Panel / Decolonizing the machine: race, gender, disability, robots, computation and art
- Abstract: Black feminist scholar Sylvia Wynter identified how the notion of what it means to be “human” is marked by race and other axes of difference, and points to how different ‘genres’ of humanity (full-humans, not-quite humans, and nonhumans) are encoded through racial, gendered, and colonial hierarchies. Disability studies scholar Margrit Shildrick proposes that embodiment is never self-complete or protected against otherness, noting how the neoliberal notion of embodiment is grounded on an imaginary of corporeal wholeness and integrity. Recent scholarship has looked at how these hierarchies and imaginaries are encoded through biased digital technologies that systematically harm persons of color and elide people with disabilities. However, critical race studies, decolonial theories and disability studies are rarely considered in discourses surrounding machines and art.

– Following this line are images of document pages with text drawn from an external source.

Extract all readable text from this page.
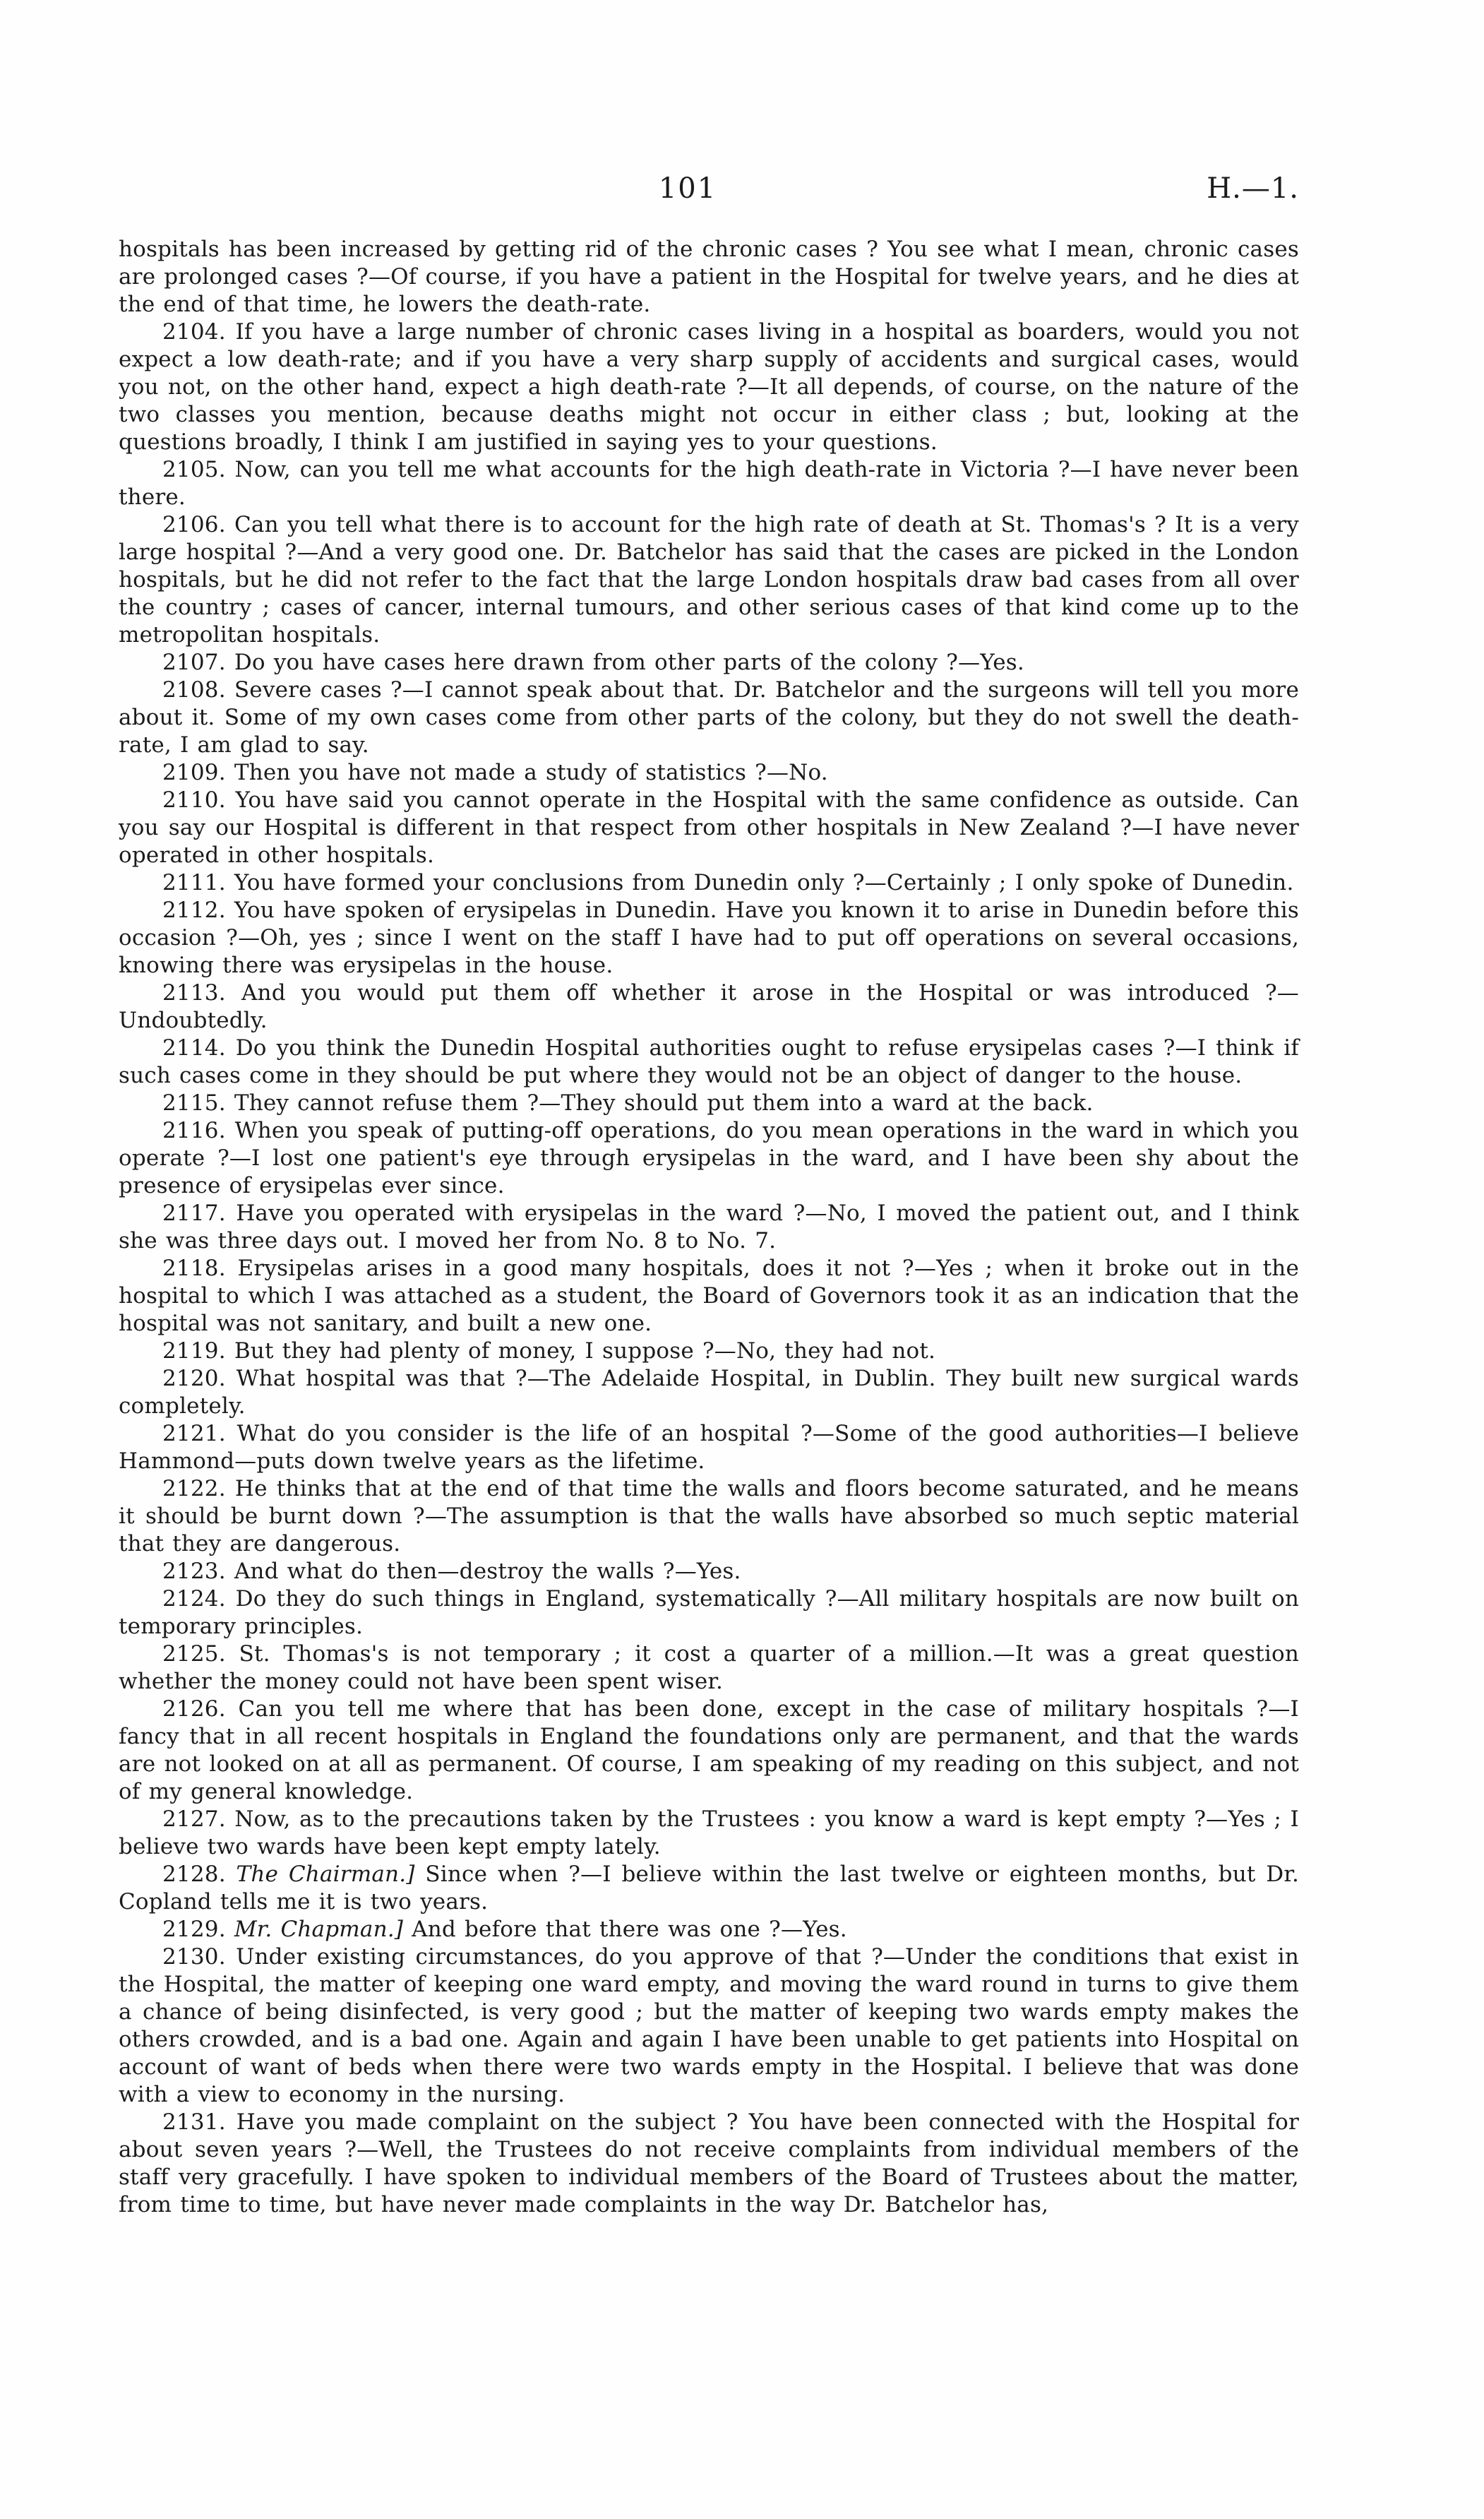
101	H.—1.

hospitals has been increased by getting rid of the chronic cases ? You see what I mean, chronic cases are prolonged cases ?—Of course, if you have a patient in the Hospital for twelve years, and he dies at the end of that time, he lowers the death-rate.

2104. If you have a large number of chronic cases living in a hospital as boarders, would you not expect a low death-rate; and if you have a very sharp supply of accidents and surgical cases, would you not, on the other hand, expect a high death-rate ?—It all depends, of course, on the nature of the two classes you mention, because deaths might not occur in either class ; but, looking at the questions broadly, I think I am justified in saying yes to your questions.

2105. Now, can you tell me what accounts for the high death-rate in Victoria ?—I have never been there.

2106. Can you tell what there is to account for the high rate of death at St. Thomas's ? It is a very large hospital ?—And a very good one. Dr. Batchelor has said that the cases are picked in the London hospitals, but he did not refer to the fact that the large London hospitals draw bad cases from all over the country ; cases of cancer, internal tumours, and other serious cases of that kind come up to the metropolitan hospitals.

2107. Do you have cases here drawn from other parts of the colony ?—Yes.

2108. Severe cases ?—I cannot speak about that. Dr. Batchelor and the surgeons will tell you more about it. Some of my own cases come from other parts of the colony, but they do not swell the death-rate, I am glad to say.

2109. Then you have not made a study of statistics ?—No.

2110. You have said you cannot operate in the Hospital with the same confidence as outside. Can you say our Hospital is different in that respect from other hospitals in New Zealand ?—I have never operated in other hospitals.

2111. You have formed your conclusions from Dunedin only ?—Certainly ; I only spoke of Dunedin.

2112. You have spoken of erysipelas in Dunedin. Have you known it to arise in Dunedin before this occasion ?—Oh, yes ; since I went on the staff I have had to put off operations on several occasions, knowing there was erysipelas in the house.

2113. And you would put them off whether it arose in the Hospital or was introduced ?—Undoubtedly.

2114. Do you think the Dunedin Hospital authorities ought to refuse erysipelas cases ?—I think if such cases come in they should be put where they would not be an object of danger to the house.

2115. They cannot refuse them ?—They should put them into a ward at the back.

2116. When you speak of putting-off operations, do you mean operations in the ward in which you operate ?—I lost one patient's eye through erysipelas in the ward, and I have been shy about the presence of erysipelas ever since.

2117. Have you operated with erysipelas in the ward ?—No, I moved the patient out, and I think she was three days out. I moved her from No. 8 to No. 7.

2118. Erysipelas arises in a good many hospitals, does it not ?—Yes ; when it broke out in the hospital to which I was attached as a student, the Board of Governors took it as an indication that the hospital was not sanitary, and built a new one.

2119. But they had plenty of money, I suppose ?—No, they had not.

2120. What hospital was that ?—The Adelaide Hospital, in Dublin. They built new surgical wards completely.

2121. What do you consider is the life of an hospital ?—Some of the good authorities—I believe Hammond—puts down twelve years as the lifetime.

2122. He thinks that at the end of that time the walls and floors become saturated, and he means it should be burnt down ?—The assumption is that the walls have absorbed so much septic material that they are dangerous.

2123. And what do then—destroy the walls ?—Yes.

2124. Do they do such things in England, systematically ?—All military hospitals are now built on temporary principles.

2125. St. Thomas's is not temporary ; it cost a quarter of a million.—It was a great question whether the money could not have been spent wiser.

2126. Can you tell me where that has been done, except in the case of military hospitals ?—I fancy that in all recent hospitals in England the foundations only are permanent, and that the wards are not looked on at all as permanent. Of course, I am speaking of my reading on this subject, and not of my general knowledge.

2127. Now, as to the precautions taken by the Trustees : you know a ward is kept empty ?—Yes ; I believe two wards have been kept empty lately.

2128. The Chairman.] Since when ?—I believe within the last twelve or eighteen months, but Dr. Copland tells me it is two years.

2129. Mr. Chapman.] And before that there was one ?—Yes.

2130. Under existing circumstances, do you approve of that ?—Under the conditions that exist in the Hospital, the matter of keeping one ward empty, and moving the ward round in turns to give them a chance of being disinfected, is very good ; but the matter of keeping two wards empty makes the others crowded, and is a bad one. Again and again I have been unable to get patients into Hospital on account of want of beds when there were two wards empty in the Hospital. I believe that was done with a view to economy in the nursing.

2131. Have you made complaint on the subject ? You have been connected with the Hospital for about seven years ?—Well, the Trustees do not receive complaints from individual members of the staff very gracefully. I have spoken to individual members of the Board of Trustees about the matter, from time to time, but have never made complaints in the way Dr. Batchelor has,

What are the impacts of algorithmic bias and encoded discrimination in the context of machine vision algorithms, natural language processing and robotic embodiments as they relate to gender, race and disability? How might artistic practice and rogue research methods challenge/refute/disrupt/blow up the dehumanizing practices that are encoded into machines? Our thinking/framing is informed by Sylvia Wynter, Margrit Shildrick, Alexandre Weheliye’s Habeus Viscus, Louis Chude-Sokei’s The Sound of Culture, Ruha Benjamin’s Race After Technology, Safiya Noble’s Algorithms of Oppression, Jennifer Rhee’s The Robotic Imaginary, and Joy Buolamwini’s work on inclusive coding and The Coded Gaze. We critically inquire into issues of race, gender and disability as they relate to performing machines/technological bodies in robot and cyborg art.
- Biography: We are a group of artists, researchers, and scholars from diverse fields, including performing arts, media art, robotics, artificial intelligence, curation and social sciences. We are united in seeking to understand and overturn the inequities and discriminatory processes built into machine-mediated art and sciences. We came together at a conference stream entitled “Decolonizing the Machine” at Politics of the Machine 2021, and continue to work together to imagine a more equitable future.